Otieno’s family has previously raised concerns about his treatment, with his mother telling the Richmond Times-Dispatch for a story published Saturday that “something went wrong” while he was in the government’s custody.
“The family is grief-stricken after learning of the brutal nature of Ivor’s death and his inhumane treatment in the hours preceding his death. The public, and experienced mental health professionals alike, will be appalled when the facts of this case are fully disclosed,” Mark Krudys, an attorney for the family, said in a statement, spelling Otieno’s first name as he said the family refers to him.
Otieno, whose family is from Kenya, was a deeply loved and well-regarded young man, an aspiring musician who had been a well-known high school athlete in the area, Krudys said.
Henrico County Police have previously said in a news release that officers responding to a report of a possible burglary on March 3 identified Otieno as a potential suspect. Based on their interaction with and observations of Otieno, officers put him under an emergency custody order. He was taken to a hospital for evaluation, the news release issued Friday said.

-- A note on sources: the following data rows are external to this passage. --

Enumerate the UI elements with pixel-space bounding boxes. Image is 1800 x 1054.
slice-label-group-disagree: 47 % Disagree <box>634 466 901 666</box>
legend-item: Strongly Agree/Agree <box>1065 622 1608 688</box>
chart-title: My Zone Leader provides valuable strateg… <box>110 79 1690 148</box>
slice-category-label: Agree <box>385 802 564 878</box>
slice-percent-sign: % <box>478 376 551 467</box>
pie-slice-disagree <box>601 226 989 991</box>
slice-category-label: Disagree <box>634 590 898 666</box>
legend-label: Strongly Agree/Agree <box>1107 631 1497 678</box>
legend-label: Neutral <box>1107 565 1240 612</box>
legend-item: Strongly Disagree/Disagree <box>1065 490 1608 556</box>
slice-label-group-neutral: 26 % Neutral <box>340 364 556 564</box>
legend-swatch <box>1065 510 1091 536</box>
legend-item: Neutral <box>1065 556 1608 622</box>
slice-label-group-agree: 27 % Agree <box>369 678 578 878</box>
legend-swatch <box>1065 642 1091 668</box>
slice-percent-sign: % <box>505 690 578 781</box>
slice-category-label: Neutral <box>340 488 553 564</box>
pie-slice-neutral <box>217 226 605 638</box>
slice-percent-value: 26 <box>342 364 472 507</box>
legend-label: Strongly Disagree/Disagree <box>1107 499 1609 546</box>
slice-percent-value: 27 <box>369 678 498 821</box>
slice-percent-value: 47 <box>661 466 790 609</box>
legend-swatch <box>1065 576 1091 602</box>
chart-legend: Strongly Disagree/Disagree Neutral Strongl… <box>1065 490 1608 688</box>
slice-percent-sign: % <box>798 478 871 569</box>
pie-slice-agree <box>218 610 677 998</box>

At the hospital, Otieno “became physically assaultive toward officers, who arrested him” and took him to a local jail, which is managed by the Henrico Sheriff’s Office, where he was served with several charges.
Baskervill’s statement said Henrico sheriff’s office employees took him to Central State Hospital, located south of Richmond, just before 4 p.m. on March 6 to be admitted. Around 7:30 p.m., state police were called to investigate his death.
State police investigators were told Otieno had “become combative during the admission process,” Baskervill’s statement said.
Virginia State Police spokesperson Corinne Geller confirmed Tuesday that the agency’s investigation into the matter remains ongoing. She said state police have obtained hospital security footage as part of their criminal investigative file.
There are no immediate plans to release it, she said.
Henrico County Sheriff Alisa Gregory said in a statement that her office was cooperating fully with state police and conducting its own internal review of the incident. She said seven deputies “who were transferring custody of Mr. Otieno” had been placed on administrative leave.
In a March 8 interview, Gregory told senior reporter Wayne Covil that “we have investigated everything up until the transport and there are no issues with any of their actions… [the deputies] handled things properly and from my personal point of view, they went above and beyond.”
The deputies were expected to be back in Dinwiddie Circuit Court on Tuesday, March 21.